Müşteriye görüşmeye başladığınız ilk an itibariyle gülümsemekten bahsediliyor. Gülümsemek, öğrenilen bir davranıştır ve iç dünyamız ile doğru orantılıdır. Türkiye’de satış işinde uzun yıllar bulunan kişiler kendini satış profesyoneli olarak görmekle birlikte, profesyonel tanımını işine maalesef ki tam yansıtamamaktadır. Bu nedenle, günün belirli saatinden sonra yaşanan müşteri trafiği, satın almayacak müşteriler ile sürekli iletişimde olmanın bezginliği ve beynimizin arka planında kişisel stres ve endişelerimiz ile günü geçirirken her müşteriye gülümseyerek selam vermek kolay değildir. Bir başka neden ise, verilen eğitim ve performans ölçümlemeleri ile bunu zorunlu hale getiren şirketlerde bu taktiğin yine bir süre sonra işe yaramıyor olmasıdır.

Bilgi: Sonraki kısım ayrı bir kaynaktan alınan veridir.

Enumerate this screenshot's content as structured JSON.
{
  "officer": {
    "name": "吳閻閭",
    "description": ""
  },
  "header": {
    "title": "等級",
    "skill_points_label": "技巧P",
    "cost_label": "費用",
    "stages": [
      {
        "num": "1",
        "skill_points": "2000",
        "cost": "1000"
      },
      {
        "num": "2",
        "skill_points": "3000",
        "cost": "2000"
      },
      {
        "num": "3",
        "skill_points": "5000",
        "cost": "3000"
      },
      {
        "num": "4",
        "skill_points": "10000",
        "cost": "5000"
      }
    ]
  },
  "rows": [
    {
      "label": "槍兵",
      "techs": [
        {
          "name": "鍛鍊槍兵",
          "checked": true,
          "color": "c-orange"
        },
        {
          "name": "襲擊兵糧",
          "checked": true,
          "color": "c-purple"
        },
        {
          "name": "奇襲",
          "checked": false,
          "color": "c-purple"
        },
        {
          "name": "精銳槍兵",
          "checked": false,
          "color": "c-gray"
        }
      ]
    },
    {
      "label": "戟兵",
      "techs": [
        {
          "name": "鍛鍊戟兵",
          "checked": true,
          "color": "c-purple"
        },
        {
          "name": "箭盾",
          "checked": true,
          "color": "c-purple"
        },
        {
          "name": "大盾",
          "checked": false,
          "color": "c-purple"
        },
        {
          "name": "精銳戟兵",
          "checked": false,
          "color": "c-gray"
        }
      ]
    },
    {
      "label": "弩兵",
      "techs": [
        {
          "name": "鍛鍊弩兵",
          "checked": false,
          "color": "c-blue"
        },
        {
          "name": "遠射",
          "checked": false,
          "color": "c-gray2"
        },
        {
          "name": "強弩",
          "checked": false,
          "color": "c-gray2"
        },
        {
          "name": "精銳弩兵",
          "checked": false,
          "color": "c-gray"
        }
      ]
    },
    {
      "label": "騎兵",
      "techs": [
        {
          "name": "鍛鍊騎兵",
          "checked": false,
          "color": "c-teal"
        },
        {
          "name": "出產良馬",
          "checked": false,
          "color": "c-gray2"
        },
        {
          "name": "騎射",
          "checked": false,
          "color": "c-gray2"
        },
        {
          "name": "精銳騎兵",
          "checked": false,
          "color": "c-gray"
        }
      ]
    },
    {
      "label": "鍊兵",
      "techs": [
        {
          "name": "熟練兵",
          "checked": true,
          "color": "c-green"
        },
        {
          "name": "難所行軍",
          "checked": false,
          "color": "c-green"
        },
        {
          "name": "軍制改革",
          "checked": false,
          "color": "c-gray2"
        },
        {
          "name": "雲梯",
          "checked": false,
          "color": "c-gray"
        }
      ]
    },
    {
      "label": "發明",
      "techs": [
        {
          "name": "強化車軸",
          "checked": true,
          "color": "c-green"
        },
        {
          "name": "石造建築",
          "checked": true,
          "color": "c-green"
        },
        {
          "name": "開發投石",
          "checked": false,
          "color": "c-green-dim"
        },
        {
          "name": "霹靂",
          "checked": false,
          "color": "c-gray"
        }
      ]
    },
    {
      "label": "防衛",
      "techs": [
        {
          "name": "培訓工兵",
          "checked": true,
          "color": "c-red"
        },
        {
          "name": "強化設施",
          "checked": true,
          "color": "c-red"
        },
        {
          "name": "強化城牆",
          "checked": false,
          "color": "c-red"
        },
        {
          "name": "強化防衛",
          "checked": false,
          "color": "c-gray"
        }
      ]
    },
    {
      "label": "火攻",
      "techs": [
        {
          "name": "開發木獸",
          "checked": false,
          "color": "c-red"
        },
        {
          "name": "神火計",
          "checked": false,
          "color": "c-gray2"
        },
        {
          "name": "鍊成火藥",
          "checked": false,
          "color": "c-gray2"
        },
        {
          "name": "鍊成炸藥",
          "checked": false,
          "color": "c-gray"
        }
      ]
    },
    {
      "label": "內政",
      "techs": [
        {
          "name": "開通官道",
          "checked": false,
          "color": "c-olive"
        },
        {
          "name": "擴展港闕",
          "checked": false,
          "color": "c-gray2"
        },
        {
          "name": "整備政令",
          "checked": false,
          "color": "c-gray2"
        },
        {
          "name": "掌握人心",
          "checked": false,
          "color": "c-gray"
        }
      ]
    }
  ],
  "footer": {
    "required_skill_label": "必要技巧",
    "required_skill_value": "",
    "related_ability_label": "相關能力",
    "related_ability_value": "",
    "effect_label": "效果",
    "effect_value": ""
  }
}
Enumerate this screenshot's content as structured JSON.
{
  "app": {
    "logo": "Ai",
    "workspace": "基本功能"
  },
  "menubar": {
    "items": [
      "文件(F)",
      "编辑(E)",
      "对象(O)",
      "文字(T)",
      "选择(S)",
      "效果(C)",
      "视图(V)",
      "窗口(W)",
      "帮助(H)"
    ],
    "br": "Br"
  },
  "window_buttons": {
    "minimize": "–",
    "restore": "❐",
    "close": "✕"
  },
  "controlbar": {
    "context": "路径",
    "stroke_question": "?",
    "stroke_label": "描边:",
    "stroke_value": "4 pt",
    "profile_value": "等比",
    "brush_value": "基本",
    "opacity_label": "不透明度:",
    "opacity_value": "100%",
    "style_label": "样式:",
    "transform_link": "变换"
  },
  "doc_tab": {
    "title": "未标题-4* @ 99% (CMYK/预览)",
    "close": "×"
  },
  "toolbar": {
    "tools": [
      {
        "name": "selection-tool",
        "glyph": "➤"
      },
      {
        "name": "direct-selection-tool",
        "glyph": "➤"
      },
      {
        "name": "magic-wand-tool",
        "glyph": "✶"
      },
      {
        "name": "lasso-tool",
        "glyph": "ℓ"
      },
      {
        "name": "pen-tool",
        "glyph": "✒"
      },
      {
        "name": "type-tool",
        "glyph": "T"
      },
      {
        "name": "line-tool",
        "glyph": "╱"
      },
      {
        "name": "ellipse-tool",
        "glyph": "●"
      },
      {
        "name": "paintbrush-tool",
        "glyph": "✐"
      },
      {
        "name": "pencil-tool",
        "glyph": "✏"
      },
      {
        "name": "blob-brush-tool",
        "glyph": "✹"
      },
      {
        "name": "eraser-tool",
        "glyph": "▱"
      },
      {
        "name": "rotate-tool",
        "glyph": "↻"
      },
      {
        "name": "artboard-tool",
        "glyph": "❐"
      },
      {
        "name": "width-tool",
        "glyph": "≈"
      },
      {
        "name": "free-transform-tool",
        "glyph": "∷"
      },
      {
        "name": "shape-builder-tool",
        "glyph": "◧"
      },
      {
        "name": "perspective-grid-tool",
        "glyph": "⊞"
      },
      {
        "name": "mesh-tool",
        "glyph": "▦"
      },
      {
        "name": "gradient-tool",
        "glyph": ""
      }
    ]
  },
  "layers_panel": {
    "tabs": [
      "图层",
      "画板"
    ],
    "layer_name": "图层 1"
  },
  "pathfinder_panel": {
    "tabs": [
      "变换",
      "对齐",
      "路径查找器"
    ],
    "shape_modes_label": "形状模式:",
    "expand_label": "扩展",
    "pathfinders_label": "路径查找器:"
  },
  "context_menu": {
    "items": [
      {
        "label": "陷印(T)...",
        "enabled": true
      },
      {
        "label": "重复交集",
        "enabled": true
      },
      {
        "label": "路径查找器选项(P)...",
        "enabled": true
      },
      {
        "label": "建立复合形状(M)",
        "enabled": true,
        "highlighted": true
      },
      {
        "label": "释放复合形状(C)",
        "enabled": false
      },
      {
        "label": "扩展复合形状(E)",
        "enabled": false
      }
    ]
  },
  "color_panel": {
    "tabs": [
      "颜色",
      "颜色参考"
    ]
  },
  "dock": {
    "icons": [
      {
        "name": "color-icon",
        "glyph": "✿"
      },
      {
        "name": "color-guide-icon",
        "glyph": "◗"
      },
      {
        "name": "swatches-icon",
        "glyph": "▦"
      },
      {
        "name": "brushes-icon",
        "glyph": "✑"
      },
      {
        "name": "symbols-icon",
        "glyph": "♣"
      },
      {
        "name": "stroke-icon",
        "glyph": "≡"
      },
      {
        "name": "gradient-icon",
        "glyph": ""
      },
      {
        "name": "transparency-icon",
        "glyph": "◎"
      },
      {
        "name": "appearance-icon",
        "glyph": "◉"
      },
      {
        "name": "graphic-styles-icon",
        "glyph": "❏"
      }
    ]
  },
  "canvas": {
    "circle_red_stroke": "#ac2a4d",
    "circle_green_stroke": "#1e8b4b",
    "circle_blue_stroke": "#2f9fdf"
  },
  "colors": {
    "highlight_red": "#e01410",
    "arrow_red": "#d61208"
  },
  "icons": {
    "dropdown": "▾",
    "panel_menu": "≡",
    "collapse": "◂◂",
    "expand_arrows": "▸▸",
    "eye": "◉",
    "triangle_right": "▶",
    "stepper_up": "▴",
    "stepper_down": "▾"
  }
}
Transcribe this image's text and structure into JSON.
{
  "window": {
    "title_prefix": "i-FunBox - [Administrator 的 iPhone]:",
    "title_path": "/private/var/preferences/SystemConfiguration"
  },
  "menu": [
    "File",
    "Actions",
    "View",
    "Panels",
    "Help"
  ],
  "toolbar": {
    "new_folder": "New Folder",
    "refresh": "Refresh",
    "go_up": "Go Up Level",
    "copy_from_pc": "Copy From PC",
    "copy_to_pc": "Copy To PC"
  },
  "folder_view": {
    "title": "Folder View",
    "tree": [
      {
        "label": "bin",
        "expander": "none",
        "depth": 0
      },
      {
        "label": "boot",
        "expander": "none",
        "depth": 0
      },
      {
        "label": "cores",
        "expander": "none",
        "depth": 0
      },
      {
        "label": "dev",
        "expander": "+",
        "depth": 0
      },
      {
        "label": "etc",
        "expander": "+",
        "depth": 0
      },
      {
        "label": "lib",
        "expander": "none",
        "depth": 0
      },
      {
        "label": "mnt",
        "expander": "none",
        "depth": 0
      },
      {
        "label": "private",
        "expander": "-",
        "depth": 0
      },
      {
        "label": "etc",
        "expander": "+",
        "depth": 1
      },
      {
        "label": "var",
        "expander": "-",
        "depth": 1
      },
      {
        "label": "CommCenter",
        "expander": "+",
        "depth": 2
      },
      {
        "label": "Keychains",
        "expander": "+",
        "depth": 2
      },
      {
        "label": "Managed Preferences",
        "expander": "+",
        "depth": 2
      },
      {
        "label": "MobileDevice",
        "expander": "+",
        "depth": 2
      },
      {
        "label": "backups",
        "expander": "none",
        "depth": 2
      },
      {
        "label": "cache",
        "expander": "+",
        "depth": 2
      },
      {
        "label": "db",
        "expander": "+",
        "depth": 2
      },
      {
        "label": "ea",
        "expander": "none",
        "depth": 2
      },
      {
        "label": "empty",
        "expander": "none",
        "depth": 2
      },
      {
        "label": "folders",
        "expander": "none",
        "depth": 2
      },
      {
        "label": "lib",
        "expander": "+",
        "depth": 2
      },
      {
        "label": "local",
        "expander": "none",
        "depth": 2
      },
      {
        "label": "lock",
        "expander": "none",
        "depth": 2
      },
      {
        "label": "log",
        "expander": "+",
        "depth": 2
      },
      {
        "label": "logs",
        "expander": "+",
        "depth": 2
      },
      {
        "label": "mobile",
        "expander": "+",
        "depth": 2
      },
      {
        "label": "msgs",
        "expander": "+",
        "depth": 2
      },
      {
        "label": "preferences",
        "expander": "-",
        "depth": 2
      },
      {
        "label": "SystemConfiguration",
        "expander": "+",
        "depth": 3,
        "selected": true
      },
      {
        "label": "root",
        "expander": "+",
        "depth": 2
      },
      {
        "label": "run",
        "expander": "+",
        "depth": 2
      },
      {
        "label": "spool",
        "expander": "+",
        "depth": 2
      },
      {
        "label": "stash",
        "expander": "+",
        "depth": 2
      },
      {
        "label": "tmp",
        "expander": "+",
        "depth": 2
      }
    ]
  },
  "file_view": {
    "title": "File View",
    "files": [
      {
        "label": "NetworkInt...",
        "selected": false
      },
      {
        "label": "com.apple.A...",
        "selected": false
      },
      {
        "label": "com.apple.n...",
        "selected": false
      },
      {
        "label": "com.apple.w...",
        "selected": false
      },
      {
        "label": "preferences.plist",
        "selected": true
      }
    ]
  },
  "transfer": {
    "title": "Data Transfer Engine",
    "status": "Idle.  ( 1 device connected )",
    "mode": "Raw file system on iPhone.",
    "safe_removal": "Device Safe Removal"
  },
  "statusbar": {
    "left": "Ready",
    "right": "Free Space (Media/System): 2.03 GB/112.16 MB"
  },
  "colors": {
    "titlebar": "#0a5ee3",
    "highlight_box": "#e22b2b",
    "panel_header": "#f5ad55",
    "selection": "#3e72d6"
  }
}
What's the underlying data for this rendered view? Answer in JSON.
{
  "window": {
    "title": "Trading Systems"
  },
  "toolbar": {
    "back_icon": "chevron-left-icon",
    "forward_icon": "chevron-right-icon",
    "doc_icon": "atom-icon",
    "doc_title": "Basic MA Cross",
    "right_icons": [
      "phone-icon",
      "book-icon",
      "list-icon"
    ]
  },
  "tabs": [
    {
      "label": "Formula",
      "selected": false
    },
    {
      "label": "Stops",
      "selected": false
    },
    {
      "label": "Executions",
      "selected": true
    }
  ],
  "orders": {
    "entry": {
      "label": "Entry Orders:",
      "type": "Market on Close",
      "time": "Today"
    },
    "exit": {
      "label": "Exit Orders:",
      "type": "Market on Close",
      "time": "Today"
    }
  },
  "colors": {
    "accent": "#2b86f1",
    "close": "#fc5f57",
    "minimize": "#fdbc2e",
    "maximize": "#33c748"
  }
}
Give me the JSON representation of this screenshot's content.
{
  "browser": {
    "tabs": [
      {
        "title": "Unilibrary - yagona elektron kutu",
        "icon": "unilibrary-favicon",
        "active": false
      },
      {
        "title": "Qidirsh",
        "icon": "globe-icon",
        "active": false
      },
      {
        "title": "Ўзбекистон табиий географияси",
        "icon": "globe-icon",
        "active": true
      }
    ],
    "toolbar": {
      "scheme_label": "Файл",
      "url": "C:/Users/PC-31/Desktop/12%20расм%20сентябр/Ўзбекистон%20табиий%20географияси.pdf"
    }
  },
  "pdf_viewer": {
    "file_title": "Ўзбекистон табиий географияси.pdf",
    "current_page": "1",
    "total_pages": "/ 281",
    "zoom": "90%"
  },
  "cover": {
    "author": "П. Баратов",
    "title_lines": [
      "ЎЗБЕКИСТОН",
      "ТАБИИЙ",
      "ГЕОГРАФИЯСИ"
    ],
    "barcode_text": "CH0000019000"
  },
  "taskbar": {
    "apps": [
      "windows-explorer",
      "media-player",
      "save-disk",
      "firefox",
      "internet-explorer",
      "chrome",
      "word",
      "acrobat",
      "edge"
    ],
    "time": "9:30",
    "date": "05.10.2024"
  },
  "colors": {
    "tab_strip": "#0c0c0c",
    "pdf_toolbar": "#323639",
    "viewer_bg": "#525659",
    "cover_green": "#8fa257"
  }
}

Kontrolün müşteride olması ve kararı müşterinin verdiğini unutmamak ikinci taktik olarak veriliyor. Satış ekiplerinin kendi içinde yaptıkları toplantılarda, yöneticiler “SATAMIYORSUNUZ” diyerek sürekli baskı ve stres altında ekibi tutuyorsa, ekip “kararı müşteri verir” hissini özümseyerek, bunu müşterilerine yansıtabilir mi…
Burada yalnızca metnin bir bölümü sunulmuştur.